Le Nebraska Man était en réalité un pécari
Le procès des singes de Scopes, opposant la science à la religion, est l’une des batailles juridiques les plus célèbres du début du 20e siècle, et les preuves fossiles y ont joué un rôle considérable. Juste avant de plaider lors de ce procès, le procureur William Jennings Bryan s’est emparé du Nebraska Man, dont le nom officiel est Hesperopithecus haroldcookii, dans son ardente critique de l’évolution. Le Nebraska Man avait été décrit par Henry Fairfield Osborn en 1922 comme le premier anthropoïde connu ayant vécu en Amérique du Nord. Bryan a brandi ce fossile comme un exemple des scientifiques si engagés à prouver une « ascendance bestiale » de l’humanité qu’ils avaient créé un lien manquant dans l’évolution humaine sur la base d’éléments simplement fallacieux.
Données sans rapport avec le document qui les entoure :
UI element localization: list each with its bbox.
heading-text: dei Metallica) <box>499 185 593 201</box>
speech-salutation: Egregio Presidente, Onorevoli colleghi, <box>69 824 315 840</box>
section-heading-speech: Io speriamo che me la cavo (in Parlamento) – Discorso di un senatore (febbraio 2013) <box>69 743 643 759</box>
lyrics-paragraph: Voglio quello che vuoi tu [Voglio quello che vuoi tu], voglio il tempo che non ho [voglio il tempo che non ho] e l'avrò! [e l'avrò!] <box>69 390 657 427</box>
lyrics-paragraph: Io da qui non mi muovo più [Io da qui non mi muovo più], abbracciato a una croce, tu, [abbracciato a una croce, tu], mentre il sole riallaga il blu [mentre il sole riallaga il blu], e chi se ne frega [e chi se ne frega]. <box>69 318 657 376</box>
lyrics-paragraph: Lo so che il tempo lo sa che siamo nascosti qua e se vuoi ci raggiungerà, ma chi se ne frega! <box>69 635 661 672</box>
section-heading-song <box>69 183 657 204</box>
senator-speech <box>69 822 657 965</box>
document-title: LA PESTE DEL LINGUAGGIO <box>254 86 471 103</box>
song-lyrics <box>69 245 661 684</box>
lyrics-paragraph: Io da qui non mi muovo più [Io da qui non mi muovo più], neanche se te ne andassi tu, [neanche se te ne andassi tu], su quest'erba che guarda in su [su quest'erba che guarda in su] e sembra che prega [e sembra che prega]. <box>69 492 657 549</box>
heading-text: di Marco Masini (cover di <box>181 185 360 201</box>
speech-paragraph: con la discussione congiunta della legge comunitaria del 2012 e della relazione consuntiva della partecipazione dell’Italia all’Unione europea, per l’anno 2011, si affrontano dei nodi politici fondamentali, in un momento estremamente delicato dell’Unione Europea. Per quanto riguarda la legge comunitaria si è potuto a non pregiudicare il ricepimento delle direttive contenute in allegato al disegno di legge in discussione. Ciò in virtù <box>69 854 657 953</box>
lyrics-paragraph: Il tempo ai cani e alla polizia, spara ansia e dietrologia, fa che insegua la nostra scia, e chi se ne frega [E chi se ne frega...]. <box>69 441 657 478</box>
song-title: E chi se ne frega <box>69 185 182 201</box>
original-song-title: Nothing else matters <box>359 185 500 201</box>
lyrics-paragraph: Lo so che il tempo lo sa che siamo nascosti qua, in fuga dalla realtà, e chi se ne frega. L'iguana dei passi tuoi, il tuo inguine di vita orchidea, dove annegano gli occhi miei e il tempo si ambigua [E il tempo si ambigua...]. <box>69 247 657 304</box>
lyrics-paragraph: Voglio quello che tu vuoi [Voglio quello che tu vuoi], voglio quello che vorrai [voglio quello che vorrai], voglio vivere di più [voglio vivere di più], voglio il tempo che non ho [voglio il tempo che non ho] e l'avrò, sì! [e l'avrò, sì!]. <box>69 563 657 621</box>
Les preuves sur lesquelles Osborn fondait sa description de Hesperopithecus étaient certes fragiles. Le seul fossile dont il disposait était une seule dent retrouvée dans le nord-ouest du Nebraska. Osborn, suffisamment confiant quant à sa forme et aux preuves environnementales circonstancielles, avait qualifié cette dent d’anthropoïde, a donc procédé à la modélisation du fossile, diffusé des copies à ses collègues et a insisté pour nommer une nouvelle espèce. Dans les cercles scientifiques, cela a suscité la controverse et Osborn lui-même restait prudent face à l’effroi et à l’attention trop grandissante envers son anthropoïde proposé. Néanmoins, il a débattu avec Bryan au sujet du Nebraska Man, il semblait donc probable que le fossile serait pertinent lors du procès des Scopes.
Cependant, il ne fut jamais mentionné. Osborn a abandonné toute référence au Nebraska Man peu avant le début du procès. La raison ? D’autres fossiles trouvés sur le site semaient le doute quant à l’identité de la dent. Il s’est avéré que Hesperopithecus n’était en réalité qu’un pécari, un parent moderne du cochon.